A researcher wishes to find out if the published max speed of a 737 jet is accurate. From past studies, it is known that the population standard deviation of speeds is 68 mph.

(a) Assuming that she would like to be 90% confident of the results, indicate the critical value that corresponds to this given level of confidence.
(b) If she would like to have a maximum error of 15 mph, how many jets should be sampled?

Answer 1

To determine the critical value for a 90% confidence level, use a z-score table. To find the sample size, use the formula n = (z * σ)^2 / E^2.

Step-by-step explanation:

(a) To determine the critical value that corresponds to a 90% confidence level, we need to find the z-score associated with a 90% confidence interval.
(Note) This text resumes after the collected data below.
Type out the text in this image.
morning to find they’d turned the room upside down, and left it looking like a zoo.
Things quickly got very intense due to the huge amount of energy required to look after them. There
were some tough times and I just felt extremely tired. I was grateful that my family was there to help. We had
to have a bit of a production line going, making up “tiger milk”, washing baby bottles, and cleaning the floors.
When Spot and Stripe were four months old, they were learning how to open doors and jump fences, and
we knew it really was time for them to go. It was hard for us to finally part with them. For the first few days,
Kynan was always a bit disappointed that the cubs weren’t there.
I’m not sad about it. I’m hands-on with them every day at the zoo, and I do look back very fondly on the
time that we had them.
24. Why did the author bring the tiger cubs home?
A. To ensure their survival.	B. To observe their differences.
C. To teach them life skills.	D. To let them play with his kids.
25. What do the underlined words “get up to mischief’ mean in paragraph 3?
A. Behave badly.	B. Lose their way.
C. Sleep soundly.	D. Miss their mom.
We can use a z-score table or a calculator to find that the z-score corresponding to a 90% confidence level is approximately 1.645.

(b) To calculate the sample size needed to have a maximum error of 15 mph, we can use the formula:

n = (z * σ)^2 / E^2

where n is the sample size, z is the critical value, σ is the population standard deviation, and E is the maximum error.

Plugging in the values, we get:

n = (1.645 * 68)^2 / 15^2

n ≈ 27.5

Therefore, she should sample at least 28 jets to have a maximum error of 15 mph.